Warum hat es die CDU hier so schwer?
Der größte Feind der märkischen CDU, so war es eigentlich immer seit 1990, ist die märkische Union selbst. Dass unter dem jetzigen Partei- und Fraktionschef Michael Schierack die Reihen nunmehr bereits seit zwei Jahren geschlossen sind, ist in der Geschichte des Landesverbandes eine Ausnahme. Im Adenauer-Haus wird das honoriert. Kanzlerin Angela Merkel half anders als in der Vergangenheit den märkischen Christdemokraten im Wahlkampf massiv. Schierack ist der elfte Landesvorsitzende der CDU, die sich nach 1990 lange Zeit in Intrigen aufrieb. Eine erste Konsolidierung gelang zwar dem damaligen CDU-Chef und Innenminister Jörg Schönbohm, der die Partei von 1999 bis 2007 führte. Als der abtrat, zerlegte sich die Union zunächst über die Nachfolge. Später driftete sie mit der Landesvorsitzenden Saskia Ludwig (2009 bis 2012) in Richtung Fundamentalopposition, was erst Schierack korrigierte. Allerdings holt die Union auf. Und zwar nicht nur im Süden, wo sie traditionell stark ist. Inzwischen stellt die CDU fünf der achtzehn Landräte und Oberbürgermeister, sie gewann im Mai 2014 die Kommunalwahl, holte im Oktober 2013 bei der Bundestagswahl neun von zehn Direktwahlkreisen, ein Indiz für personelle Erneuerung. Sie hat kompetente, jüngere Landespolitiker wie den Landtagsabgeordneten Henryk Wichmann aus der Uckermark, der durch zwei Filme von Andreas Dresen über Brandenburgs Grenzen hinaus bekannt wurde.

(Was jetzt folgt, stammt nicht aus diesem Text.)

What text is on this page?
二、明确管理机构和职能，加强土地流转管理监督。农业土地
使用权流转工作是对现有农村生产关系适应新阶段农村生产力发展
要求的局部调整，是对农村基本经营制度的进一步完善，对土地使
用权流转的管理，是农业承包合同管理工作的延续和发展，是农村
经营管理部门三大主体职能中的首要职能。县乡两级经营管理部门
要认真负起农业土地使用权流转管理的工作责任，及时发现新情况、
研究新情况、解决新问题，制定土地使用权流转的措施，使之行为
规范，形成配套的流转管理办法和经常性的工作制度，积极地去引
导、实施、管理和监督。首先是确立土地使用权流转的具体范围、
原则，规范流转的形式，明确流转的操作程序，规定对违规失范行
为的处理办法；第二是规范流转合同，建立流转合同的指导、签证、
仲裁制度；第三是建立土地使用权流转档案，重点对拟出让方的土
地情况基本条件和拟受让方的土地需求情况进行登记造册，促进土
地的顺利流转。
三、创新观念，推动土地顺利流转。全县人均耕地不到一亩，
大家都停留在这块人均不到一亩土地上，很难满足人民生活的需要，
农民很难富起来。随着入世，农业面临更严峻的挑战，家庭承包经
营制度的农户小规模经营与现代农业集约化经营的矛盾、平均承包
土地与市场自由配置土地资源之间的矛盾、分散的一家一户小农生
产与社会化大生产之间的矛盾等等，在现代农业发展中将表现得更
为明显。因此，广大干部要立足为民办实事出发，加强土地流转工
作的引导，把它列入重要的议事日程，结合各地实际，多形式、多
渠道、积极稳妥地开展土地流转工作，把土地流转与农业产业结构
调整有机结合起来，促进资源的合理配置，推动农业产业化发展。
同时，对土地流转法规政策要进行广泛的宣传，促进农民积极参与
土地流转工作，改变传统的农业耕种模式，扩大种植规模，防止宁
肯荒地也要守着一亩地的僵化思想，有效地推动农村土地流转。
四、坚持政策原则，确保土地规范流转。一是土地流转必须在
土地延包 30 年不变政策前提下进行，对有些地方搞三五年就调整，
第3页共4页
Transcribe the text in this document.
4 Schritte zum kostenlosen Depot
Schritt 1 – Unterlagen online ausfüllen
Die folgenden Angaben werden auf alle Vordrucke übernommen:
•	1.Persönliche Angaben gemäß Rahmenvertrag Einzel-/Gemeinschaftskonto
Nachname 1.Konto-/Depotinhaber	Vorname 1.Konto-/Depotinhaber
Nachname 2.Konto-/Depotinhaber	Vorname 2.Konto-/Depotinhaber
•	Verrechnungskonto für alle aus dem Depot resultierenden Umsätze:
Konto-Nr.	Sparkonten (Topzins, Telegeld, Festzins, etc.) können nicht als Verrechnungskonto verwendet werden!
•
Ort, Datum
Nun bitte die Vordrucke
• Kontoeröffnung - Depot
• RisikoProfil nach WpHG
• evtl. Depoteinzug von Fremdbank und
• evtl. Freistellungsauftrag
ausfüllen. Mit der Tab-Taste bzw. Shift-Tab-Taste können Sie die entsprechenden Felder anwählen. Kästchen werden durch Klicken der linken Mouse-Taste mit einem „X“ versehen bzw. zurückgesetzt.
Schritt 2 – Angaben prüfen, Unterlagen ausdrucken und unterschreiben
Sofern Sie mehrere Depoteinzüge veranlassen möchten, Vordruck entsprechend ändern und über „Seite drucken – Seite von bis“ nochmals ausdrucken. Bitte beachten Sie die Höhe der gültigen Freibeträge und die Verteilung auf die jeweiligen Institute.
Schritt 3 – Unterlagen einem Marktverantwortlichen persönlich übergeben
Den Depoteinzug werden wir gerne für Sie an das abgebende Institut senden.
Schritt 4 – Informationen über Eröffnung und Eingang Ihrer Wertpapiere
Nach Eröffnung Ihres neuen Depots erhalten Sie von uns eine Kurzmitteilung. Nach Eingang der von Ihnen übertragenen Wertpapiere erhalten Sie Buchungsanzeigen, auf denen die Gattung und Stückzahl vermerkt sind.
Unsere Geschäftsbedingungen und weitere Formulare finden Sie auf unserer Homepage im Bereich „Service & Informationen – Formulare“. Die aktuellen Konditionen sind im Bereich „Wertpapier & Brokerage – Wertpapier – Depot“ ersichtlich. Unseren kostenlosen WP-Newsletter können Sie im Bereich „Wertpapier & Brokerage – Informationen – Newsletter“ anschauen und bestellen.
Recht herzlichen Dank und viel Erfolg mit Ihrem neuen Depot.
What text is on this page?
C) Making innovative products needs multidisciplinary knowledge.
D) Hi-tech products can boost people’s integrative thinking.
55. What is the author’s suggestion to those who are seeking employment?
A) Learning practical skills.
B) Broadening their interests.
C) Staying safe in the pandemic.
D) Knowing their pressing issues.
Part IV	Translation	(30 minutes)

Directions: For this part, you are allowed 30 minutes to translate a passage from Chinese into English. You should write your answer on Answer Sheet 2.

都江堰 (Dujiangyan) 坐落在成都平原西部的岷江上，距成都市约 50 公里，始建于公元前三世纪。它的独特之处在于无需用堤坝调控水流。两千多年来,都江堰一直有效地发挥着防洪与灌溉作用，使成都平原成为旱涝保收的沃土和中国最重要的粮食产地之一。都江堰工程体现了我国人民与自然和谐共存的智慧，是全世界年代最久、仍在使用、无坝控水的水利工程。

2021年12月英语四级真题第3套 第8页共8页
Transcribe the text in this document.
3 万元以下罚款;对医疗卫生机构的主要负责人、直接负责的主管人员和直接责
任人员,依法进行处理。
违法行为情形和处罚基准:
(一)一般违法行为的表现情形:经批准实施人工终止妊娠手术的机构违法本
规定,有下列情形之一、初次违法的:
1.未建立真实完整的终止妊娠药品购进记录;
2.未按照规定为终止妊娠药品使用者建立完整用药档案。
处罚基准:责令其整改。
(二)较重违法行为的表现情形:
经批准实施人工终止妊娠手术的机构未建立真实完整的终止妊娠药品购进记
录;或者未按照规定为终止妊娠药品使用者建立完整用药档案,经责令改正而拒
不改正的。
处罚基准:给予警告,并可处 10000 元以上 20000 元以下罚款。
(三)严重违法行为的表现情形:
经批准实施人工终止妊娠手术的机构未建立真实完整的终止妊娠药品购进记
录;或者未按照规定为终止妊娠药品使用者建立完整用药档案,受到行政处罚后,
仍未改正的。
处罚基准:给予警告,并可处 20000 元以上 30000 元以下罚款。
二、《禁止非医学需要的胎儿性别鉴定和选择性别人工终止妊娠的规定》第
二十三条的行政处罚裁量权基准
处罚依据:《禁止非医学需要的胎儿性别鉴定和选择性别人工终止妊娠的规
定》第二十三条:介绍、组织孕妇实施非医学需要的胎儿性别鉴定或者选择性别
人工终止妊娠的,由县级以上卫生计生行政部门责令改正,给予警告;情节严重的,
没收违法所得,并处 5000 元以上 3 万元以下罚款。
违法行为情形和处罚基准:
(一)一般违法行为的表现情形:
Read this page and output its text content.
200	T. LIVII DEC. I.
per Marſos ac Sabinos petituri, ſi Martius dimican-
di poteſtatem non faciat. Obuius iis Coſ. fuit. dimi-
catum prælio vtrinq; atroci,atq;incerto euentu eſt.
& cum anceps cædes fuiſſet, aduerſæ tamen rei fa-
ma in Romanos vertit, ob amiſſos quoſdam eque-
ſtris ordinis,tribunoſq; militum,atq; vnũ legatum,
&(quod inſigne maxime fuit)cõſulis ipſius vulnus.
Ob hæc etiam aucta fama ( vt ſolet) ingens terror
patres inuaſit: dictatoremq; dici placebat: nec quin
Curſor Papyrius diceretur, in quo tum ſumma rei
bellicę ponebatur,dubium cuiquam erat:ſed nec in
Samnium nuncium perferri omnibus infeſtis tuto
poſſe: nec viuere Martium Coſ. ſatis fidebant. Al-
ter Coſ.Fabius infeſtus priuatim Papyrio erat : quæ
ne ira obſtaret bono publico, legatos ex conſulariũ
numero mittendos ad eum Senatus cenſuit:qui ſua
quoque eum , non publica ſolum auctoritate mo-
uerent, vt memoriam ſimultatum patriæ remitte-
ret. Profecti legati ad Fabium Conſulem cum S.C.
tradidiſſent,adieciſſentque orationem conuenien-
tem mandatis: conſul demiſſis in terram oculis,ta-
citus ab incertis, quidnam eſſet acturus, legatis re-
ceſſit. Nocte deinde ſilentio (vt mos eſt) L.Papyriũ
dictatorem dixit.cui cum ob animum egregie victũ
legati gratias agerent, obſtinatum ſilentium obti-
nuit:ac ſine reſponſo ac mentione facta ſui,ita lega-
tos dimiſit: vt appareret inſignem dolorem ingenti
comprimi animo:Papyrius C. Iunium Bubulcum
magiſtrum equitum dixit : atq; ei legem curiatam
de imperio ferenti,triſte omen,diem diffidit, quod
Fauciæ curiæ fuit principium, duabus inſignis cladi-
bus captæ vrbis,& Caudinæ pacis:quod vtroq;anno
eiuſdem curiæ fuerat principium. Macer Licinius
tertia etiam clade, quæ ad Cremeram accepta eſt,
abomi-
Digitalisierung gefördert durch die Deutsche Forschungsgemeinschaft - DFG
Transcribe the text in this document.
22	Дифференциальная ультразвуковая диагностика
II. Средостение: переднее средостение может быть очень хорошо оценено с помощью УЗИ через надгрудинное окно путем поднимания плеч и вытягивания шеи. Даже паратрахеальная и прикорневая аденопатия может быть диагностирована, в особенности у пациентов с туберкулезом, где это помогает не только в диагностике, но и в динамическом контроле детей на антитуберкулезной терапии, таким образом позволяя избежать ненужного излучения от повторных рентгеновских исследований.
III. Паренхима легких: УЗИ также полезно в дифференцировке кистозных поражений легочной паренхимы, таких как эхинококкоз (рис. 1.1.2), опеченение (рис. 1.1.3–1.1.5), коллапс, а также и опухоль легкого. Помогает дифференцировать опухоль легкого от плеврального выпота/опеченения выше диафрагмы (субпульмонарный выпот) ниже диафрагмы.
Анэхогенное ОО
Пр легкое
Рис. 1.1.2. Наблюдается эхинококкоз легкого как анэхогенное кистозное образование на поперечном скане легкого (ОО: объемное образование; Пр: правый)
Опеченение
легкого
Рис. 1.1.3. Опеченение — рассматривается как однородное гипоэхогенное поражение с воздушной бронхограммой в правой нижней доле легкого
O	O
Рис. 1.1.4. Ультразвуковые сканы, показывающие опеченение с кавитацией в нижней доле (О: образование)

Sind die Märker Wahlmuffel?

Die auch diesmal sich abzeichnende geringe Wahlbeteiligung mag mit einer gewissen Behäbigkeit, Geruhsamkeit, auch politischem Desinteresse vieler Brandenburger zusammenhängen. Für ein Flächenland im Osten ist das jedoch nicht untypisch. Bei Landtagswahlen war die Wahlbeteiligung nie besonders hoch. Ausnahme war die letzte 2009, die am gleichen Tag wie die Bundestagswahl stattfand. Nach Umfragen sind die Brandenburger insgesamt ganz zufrieden mit ihrer Lebenssituation, identifizieren sich mit dem Land.

Die Wahlbeteiligung in Brandenburg ist eher niedrig.
Die Wahlbeteiligung in Brandenburg ist eher niedrig.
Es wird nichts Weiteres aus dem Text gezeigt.